Members of the League of Women Voters of Buffalo Niagara, 21st Century Park on the Outer Harbor and Western New York Environmental Alliance already sued the city and ECHDC in June, accusing both of violating state environmental laws and putting the lake's ecology, migratory birds, aquatic life and wildlife at risk by allowing concerts and other events.

Among other claims, the lawsuit said the city failed to obtain the necessary written findings, and did not conduct a thorough environmental review. The suit also says the plan is not consistent with the Local Waterfront Revitalization Plan. The lawsuit is still pending in State Supreme Court.

But ECHDC isn't stopping. The agency is also now seeking site plan approval for its $12 million plan at 901 Fuhrmann Blvd., which would convert the vacant former Terminal B warehouse and adjacent land into an open-air structure for concerts, festivals and other events, with "continuous views to the water from the nearby paths and lawn," according to the application. ECHDC already approved moving Canalside concerts there.

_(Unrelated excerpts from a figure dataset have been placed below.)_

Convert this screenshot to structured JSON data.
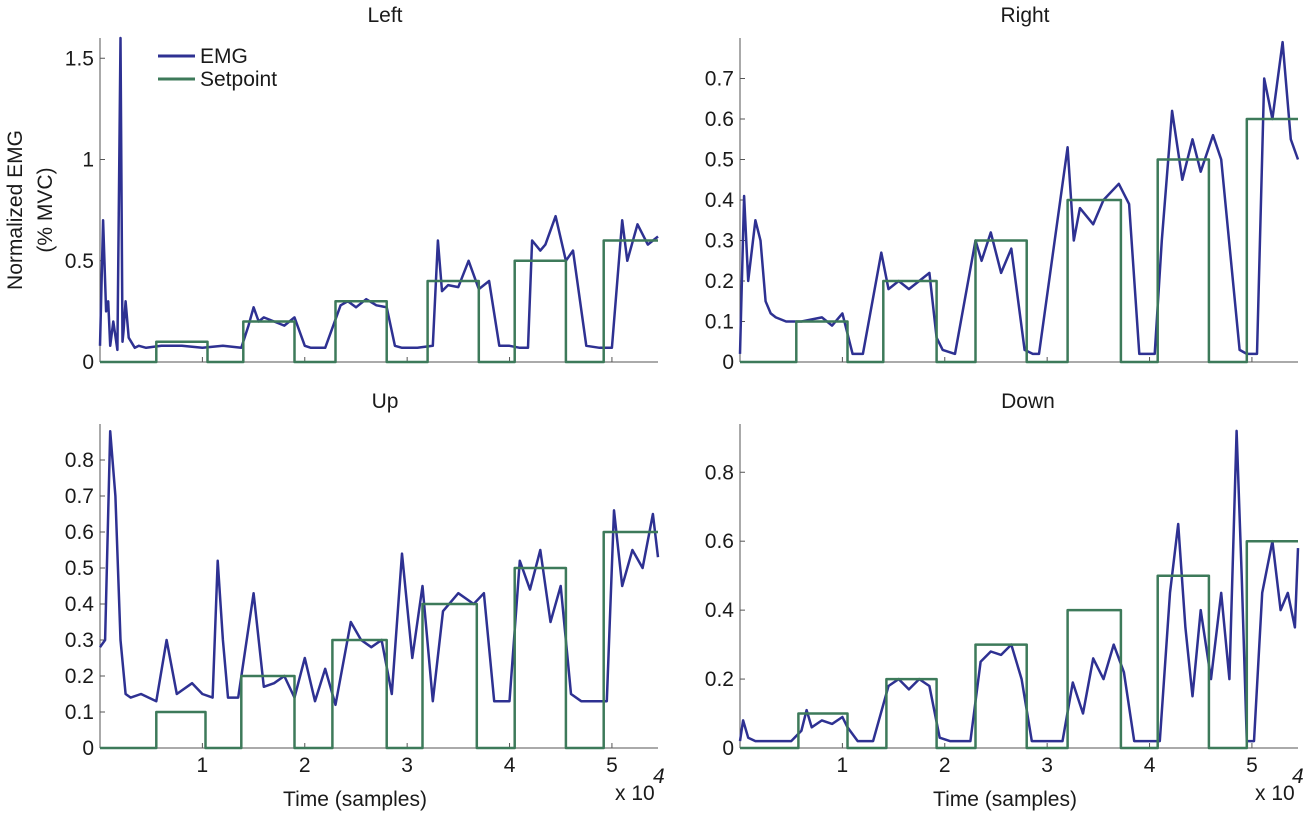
{
  "colors": {
    "emg": "#2e3192",
    "setpoint": "#3d7a5a",
    "axis": "#555555",
    "text": "#1a1a1a"
  },
  "legend": {
    "placement": "top-left",
    "entries": [
      "EMG",
      "Setpoint"
    ]
  },
  "shared": {
    "ylabel_line1": "Normalized EMG",
    "ylabel_line2": "(% MVC)",
    "xlabel": "Time (samples)",
    "x_exponent_label": "x 10",
    "x_exponent_power": "4"
  },
  "chart_data": [
    {
      "type": "line",
      "title": "Left",
      "xlim": [
        0,
        5.45
      ],
      "ylim": [
        0,
        1.6
      ],
      "yticks": [
        0,
        0.5,
        1,
        1.5
      ],
      "yticklabels": [
        "0",
        "0.5",
        "1",
        "1.5"
      ],
      "xticks": [
        1,
        2,
        3,
        4,
        5
      ],
      "xticklabels": [],
      "series": [
        {
          "name": "EMG",
          "x": [
            0,
            0.03,
            0.06,
            0.08,
            0.1,
            0.13,
            0.17,
            0.2,
            0.22,
            0.23,
            0.25,
            0.28,
            0.34,
            0.38,
            0.45,
            0.6,
            0.8,
            1.0,
            1.2,
            1.38,
            1.45,
            1.5,
            1.55,
            1.6,
            1.7,
            1.8,
            1.9,
            2.0,
            2.06,
            2.2,
            2.35,
            2.42,
            2.5,
            2.6,
            2.7,
            2.8,
            2.88,
            2.95,
            3.1,
            3.25,
            3.3,
            3.34,
            3.4,
            3.5,
            3.6,
            3.7,
            3.8,
            3.9,
            4.0,
            4.1,
            4.18,
            4.22,
            4.3,
            4.35,
            4.45,
            4.55,
            4.62,
            4.75,
            4.88,
            4.95,
            5.0,
            5.1,
            5.15,
            5.25,
            5.35,
            5.45
          ],
          "values": [
            0.08,
            0.7,
            0.25,
            0.3,
            0.08,
            0.2,
            0.06,
            1.6,
            0.1,
            0.15,
            0.3,
            0.12,
            0.07,
            0.08,
            0.07,
            0.08,
            0.08,
            0.07,
            0.08,
            0.07,
            0.18,
            0.27,
            0.2,
            0.22,
            0.2,
            0.18,
            0.22,
            0.08,
            0.07,
            0.07,
            0.28,
            0.3,
            0.27,
            0.31,
            0.28,
            0.27,
            0.08,
            0.07,
            0.07,
            0.08,
            0.6,
            0.35,
            0.38,
            0.37,
            0.5,
            0.36,
            0.4,
            0.08,
            0.08,
            0.07,
            0.07,
            0.6,
            0.55,
            0.58,
            0.72,
            0.5,
            0.55,
            0.08,
            0.07,
            0.07,
            0.07,
            0.7,
            0.5,
            0.68,
            0.58,
            0.62
          ]
        },
        {
          "name": "Setpoint",
          "x": [
            0,
            0.55,
            0.55,
            1.05,
            1.05,
            1.4,
            1.4,
            1.9,
            1.9,
            2.3,
            2.3,
            2.8,
            2.8,
            3.2,
            3.2,
            3.7,
            3.7,
            4.05,
            4.05,
            4.55,
            4.55,
            4.92,
            4.92,
            5.45
          ],
          "values": [
            0,
            0,
            0.1,
            0.1,
            0,
            0,
            0.2,
            0.2,
            0,
            0,
            0.3,
            0.3,
            0,
            0,
            0.4,
            0.4,
            0,
            0,
            0.5,
            0.5,
            0,
            0,
            0.6,
            0.6
          ]
        }
      ]
    },
    {
      "type": "line",
      "title": "Right",
      "xlim": [
        0,
        5.45
      ],
      "ylim": [
        0,
        0.8
      ],
      "yticks": [
        0,
        0.1,
        0.2,
        0.3,
        0.4,
        0.5,
        0.6,
        0.7
      ],
      "yticklabels": [
        "0",
        "0.1",
        "0.2",
        "0.3",
        "0.4",
        "0.5",
        "0.6",
        "0.7"
      ],
      "xticks": [
        1,
        2,
        3,
        4,
        5
      ],
      "xticklabels": [],
      "series": [
        {
          "name": "EMG",
          "x": [
            0,
            0.04,
            0.08,
            0.15,
            0.2,
            0.25,
            0.3,
            0.35,
            0.45,
            0.6,
            0.8,
            0.9,
            1.0,
            1.1,
            1.2,
            1.38,
            1.45,
            1.55,
            1.65,
            1.75,
            1.85,
            1.92,
            1.98,
            2.1,
            2.3,
            2.36,
            2.45,
            2.55,
            2.65,
            2.78,
            2.86,
            2.92,
            3.2,
            3.26,
            3.32,
            3.45,
            3.55,
            3.7,
            3.8,
            3.9,
            4.05,
            4.12,
            4.22,
            4.32,
            4.42,
            4.5,
            4.62,
            4.7,
            4.88,
            4.95,
            5.05,
            5.12,
            5.2,
            5.3,
            5.38,
            5.45
          ],
          "values": [
            0.02,
            0.41,
            0.2,
            0.35,
            0.3,
            0.15,
            0.12,
            0.11,
            0.1,
            0.1,
            0.11,
            0.09,
            0.12,
            0.02,
            0.02,
            0.27,
            0.18,
            0.2,
            0.18,
            0.2,
            0.22,
            0.06,
            0.03,
            0.02,
            0.3,
            0.25,
            0.32,
            0.22,
            0.28,
            0.03,
            0.02,
            0.02,
            0.53,
            0.3,
            0.38,
            0.34,
            0.4,
            0.44,
            0.39,
            0.02,
            0.02,
            0.3,
            0.62,
            0.45,
            0.55,
            0.47,
            0.56,
            0.5,
            0.03,
            0.02,
            0.02,
            0.7,
            0.6,
            0.79,
            0.55,
            0.5
          ]
        },
        {
          "name": "Setpoint",
          "x": [
            0,
            0.55,
            0.55,
            1.05,
            1.05,
            1.4,
            1.4,
            1.92,
            1.92,
            2.3,
            2.3,
            2.8,
            2.8,
            3.2,
            3.2,
            3.72,
            3.72,
            4.08,
            4.08,
            4.58,
            4.58,
            4.95,
            4.95,
            5.45
          ],
          "values": [
            0,
            0,
            0.1,
            0.1,
            0,
            0,
            0.2,
            0.2,
            0,
            0,
            0.3,
            0.3,
            0,
            0,
            0.4,
            0.4,
            0,
            0,
            0.5,
            0.5,
            0,
            0,
            0.6,
            0.6
          ]
        }
      ]
    },
    {
      "type": "line",
      "title": "Up",
      "xlim": [
        0,
        5.45
      ],
      "ylim": [
        0,
        0.9
      ],
      "yticks": [
        0,
        0.1,
        0.2,
        0.3,
        0.4,
        0.5,
        0.6,
        0.7,
        0.8
      ],
      "yticklabels": [
        "0",
        "0.1",
        "0.2",
        "0.3",
        "0.4",
        "0.5",
        "0.6",
        "0.7",
        "0.8"
      ],
      "xticks": [
        1,
        2,
        3,
        4,
        5
      ],
      "xticklabels": [
        "1",
        "2",
        "3",
        "4",
        "5"
      ],
      "series": [
        {
          "name": "EMG",
          "x": [
            0,
            0.05,
            0.1,
            0.15,
            0.2,
            0.25,
            0.3,
            0.4,
            0.55,
            0.65,
            0.75,
            0.9,
            1.0,
            1.1,
            1.15,
            1.2,
            1.25,
            1.35,
            1.5,
            1.6,
            1.7,
            1.8,
            1.9,
            2.0,
            2.1,
            2.2,
            2.3,
            2.45,
            2.55,
            2.65,
            2.75,
            2.85,
            2.95,
            3.05,
            3.15,
            3.25,
            3.35,
            3.5,
            3.65,
            3.75,
            3.85,
            4.0,
            4.1,
            4.2,
            4.3,
            4.4,
            4.5,
            4.6,
            4.7,
            4.85,
            4.95,
            5.02,
            5.1,
            5.2,
            5.3,
            5.4,
            5.45
          ],
          "values": [
            0.28,
            0.3,
            0.88,
            0.7,
            0.3,
            0.15,
            0.14,
            0.15,
            0.13,
            0.3,
            0.15,
            0.18,
            0.15,
            0.14,
            0.52,
            0.3,
            0.14,
            0.14,
            0.43,
            0.17,
            0.18,
            0.2,
            0.14,
            0.25,
            0.13,
            0.22,
            0.12,
            0.35,
            0.3,
            0.28,
            0.3,
            0.15,
            0.54,
            0.25,
            0.45,
            0.13,
            0.38,
            0.43,
            0.4,
            0.43,
            0.13,
            0.13,
            0.52,
            0.44,
            0.55,
            0.35,
            0.45,
            0.15,
            0.13,
            0.13,
            0.13,
            0.66,
            0.45,
            0.55,
            0.5,
            0.65,
            0.53
          ]
        },
        {
          "name": "Setpoint",
          "x": [
            0,
            0.55,
            0.55,
            1.03,
            1.03,
            1.38,
            1.38,
            1.9,
            1.9,
            2.27,
            2.27,
            2.8,
            2.8,
            3.15,
            3.15,
            3.68,
            3.68,
            4.05,
            4.05,
            4.55,
            4.55,
            4.92,
            4.92,
            5.45
          ],
          "values": [
            0,
            0,
            0.1,
            0.1,
            0,
            0,
            0.2,
            0.2,
            0,
            0,
            0.3,
            0.3,
            0,
            0,
            0.4,
            0.4,
            0,
            0,
            0.5,
            0.5,
            0,
            0,
            0.6,
            0.6
          ]
        }
      ]
    },
    {
      "type": "line",
      "title": "Down",
      "xlim": [
        0,
        5.45
      ],
      "ylim": [
        0,
        0.94
      ],
      "yticks": [
        0,
        0.2,
        0.4,
        0.6,
        0.8
      ],
      "yticklabels": [
        "0",
        "0.2",
        "0.4",
        "0.6",
        "0.8"
      ],
      "xticks": [
        1,
        2,
        3,
        4,
        5
      ],
      "xticklabels": [
        "1",
        "2",
        "3",
        "4",
        "5"
      ],
      "series": [
        {
          "name": "EMG",
          "x": [
            0,
            0.03,
            0.08,
            0.15,
            0.3,
            0.5,
            0.6,
            0.65,
            0.7,
            0.8,
            0.9,
            1.0,
            1.05,
            1.15,
            1.3,
            1.45,
            1.55,
            1.65,
            1.75,
            1.85,
            1.95,
            2.05,
            2.25,
            2.35,
            2.45,
            2.55,
            2.65,
            2.75,
            2.85,
            3.0,
            3.15,
            3.25,
            3.35,
            3.45,
            3.55,
            3.65,
            3.75,
            3.85,
            4.0,
            4.1,
            4.2,
            4.28,
            4.35,
            4.42,
            4.5,
            4.6,
            4.7,
            4.78,
            4.85,
            4.9,
            4.95,
            5.02,
            5.1,
            5.2,
            5.28,
            5.35,
            5.42,
            5.45
          ],
          "values": [
            0.02,
            0.08,
            0.03,
            0.02,
            0.02,
            0.02,
            0.05,
            0.11,
            0.06,
            0.08,
            0.07,
            0.09,
            0.06,
            0.02,
            0.02,
            0.18,
            0.2,
            0.17,
            0.2,
            0.18,
            0.03,
            0.02,
            0.02,
            0.25,
            0.28,
            0.27,
            0.3,
            0.2,
            0.02,
            0.02,
            0.02,
            0.19,
            0.1,
            0.26,
            0.2,
            0.3,
            0.22,
            0.02,
            0.02,
            0.02,
            0.45,
            0.65,
            0.35,
            0.15,
            0.4,
            0.2,
            0.45,
            0.2,
            0.92,
            0.5,
            0.02,
            0.02,
            0.45,
            0.6,
            0.4,
            0.45,
            0.35,
            0.58
          ]
        },
        {
          "name": "Setpoint",
          "x": [
            0,
            0.57,
            0.57,
            1.05,
            1.05,
            1.43,
            1.43,
            1.92,
            1.92,
            2.3,
            2.3,
            2.8,
            2.8,
            3.2,
            3.2,
            3.72,
            3.72,
            4.08,
            4.08,
            4.58,
            4.58,
            4.95,
            4.95,
            5.45
          ],
          "values": [
            0,
            0,
            0.1,
            0.1,
            0,
            0,
            0.2,
            0.2,
            0,
            0,
            0.3,
            0.3,
            0,
            0,
            0.4,
            0.4,
            0,
            0,
            0.5,
            0.5,
            0,
            0,
            0.6,
            0.6
          ]
        }
      ]
    }
  ]
}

Under the proposal, the building's shell would be removed, leaving a 100,000-square-foot steel structure on an elevated concrete slab, with stairs and ramps added along the perimeter for pedestrian access. A small stage with an open-air canopy would be added on the north end, facing east.

That's where the landscape will be changed to reduce the paved surface, improve drainage and increase greenspace, with a new crescent-shaped lawn and higher elevations for better views of the lake. An overlook deck, bicycle trails, habitat restoration area, walking path and limited lighting will also be added, with a Great Lawn in back.

The project will be considered again by the Planning Board at 4 p.m. Monday, and by the Council's Legislation Committee at 1 p.m. Tuesday. If approved, the project would take 15 months of construction.